Lifer violates parole, shares the hard lessons he learned with others
Not everyone who gets parole makes a success of their life. Some men like Brad Ware need to keep working at solving the problems that surround them.
Ware was imprisoned for 29 years after he paroled from San Quentin State Prison on July 25, 2018. He enjoyed freedom with his family members, friends and sponsors for two years, but then his support network collapsed.
He returned to San Quentin on Sept. 23 for a parole violation.
Ware was sentenced to 18 years to life. He was found suitable for parole on his second time appearing before the board.
After settling down in a drug- and alcohol-free transitional home, Ware spent his first days adjusting to freedom. He lived with a roommate before moving in with his sister. There, he visited shopping centers and parks. He rode the BART system to get around the community. Using a cell phone was a challenge.
Ware says even though he had the tools to make it in the outside community and to be a productive member of society, conditions changed so drastically that his plans for success were affected.
When the COVID-19 pandemic hit, Ware says he suffered the impact before adjusting to it.
“Most employers, including my boss, went in isolation and I didn’t have a job anymore, because everything was shut down,” said Ware.
Ware’s support network included his sister, brother, and spiritual adviser, a man named Brown.
He spent 10 months with Brown visiting county jails and talked about his prison experience to the detainees. He also went to hospitals to tell his story.
Ware stopped going on speaking engagements after Brown moved to Texas to take care of family members. At the same time, Ware moved out of his sister’s house.
“When my support network disappeared, my world collapsed and I didn’t have anybody to turn to,” Ware said. Several days later, he suffered a relapse and was arrested for possession of drugs.
“To me, the hardest part of being incarcerated is having freedom and to end up coming back to the same institution I was paroled from,” said Ware. “Unfortunately, I broke my parole and landed here. I don’t know what I was thinking. I got busted with 3.5 ounces of crack.”
Since Ware is a former lifer, he must go in front of the parole board again to gain his freedom.
“It is important to know that old places or hangouts can be just as dangerous as old friends that continue to use,” said Ware.
Now Ware says he wants to get in a drug program and find out where he went wrong so he can avoid repeating it.
“I am working very seriously on getting into programs like ISUDT (Integrated Substance Use Disorder Treatment), Alcohol Anonymous, Narcotics Anonymous, and any other program recommended to me that I haven’t already taken,” Ware said.
Ware says he is sharing his story so that his mistakes won’t become someone else’s future.

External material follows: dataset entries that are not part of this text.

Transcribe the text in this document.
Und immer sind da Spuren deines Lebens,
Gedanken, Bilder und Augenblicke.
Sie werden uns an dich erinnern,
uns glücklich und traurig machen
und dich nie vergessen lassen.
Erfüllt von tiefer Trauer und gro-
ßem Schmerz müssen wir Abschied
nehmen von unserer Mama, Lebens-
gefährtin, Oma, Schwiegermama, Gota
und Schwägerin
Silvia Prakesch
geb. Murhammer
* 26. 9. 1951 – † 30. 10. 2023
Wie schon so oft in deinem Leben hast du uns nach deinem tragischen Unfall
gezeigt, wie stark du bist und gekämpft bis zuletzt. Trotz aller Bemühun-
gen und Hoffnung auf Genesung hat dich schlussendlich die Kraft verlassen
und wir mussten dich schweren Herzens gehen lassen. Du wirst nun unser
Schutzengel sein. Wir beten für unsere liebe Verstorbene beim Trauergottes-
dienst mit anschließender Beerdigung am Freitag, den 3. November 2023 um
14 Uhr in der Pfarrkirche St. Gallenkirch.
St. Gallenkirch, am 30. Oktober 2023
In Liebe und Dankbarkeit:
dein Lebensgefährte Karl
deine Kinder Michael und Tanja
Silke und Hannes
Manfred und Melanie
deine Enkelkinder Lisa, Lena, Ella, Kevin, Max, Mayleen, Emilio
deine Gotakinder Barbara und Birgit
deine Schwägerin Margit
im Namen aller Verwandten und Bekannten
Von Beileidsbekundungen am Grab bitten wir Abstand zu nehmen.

“So the imprisoned youngsters who read it, pay attention to the decisions they make now or whenever they receive the opportunity for parole,” Ware said. “Now I realize that actually getting caught was in my benefit. When my sister reported me she was doing what she knew was good for me; however, at the time I felt that she did it to hurt me.”
Another person in Brad’s life is his sister-in-law. She continues to encourage him to stay sober and to continue to do the work he did when Brown invited him to hospitals and detention institutions.
“I need to continue working on my rehabilitation and build a new Relapse Prevention Plan,” Ware said. “I strongly believe I can achieve it through the ISUDT program.”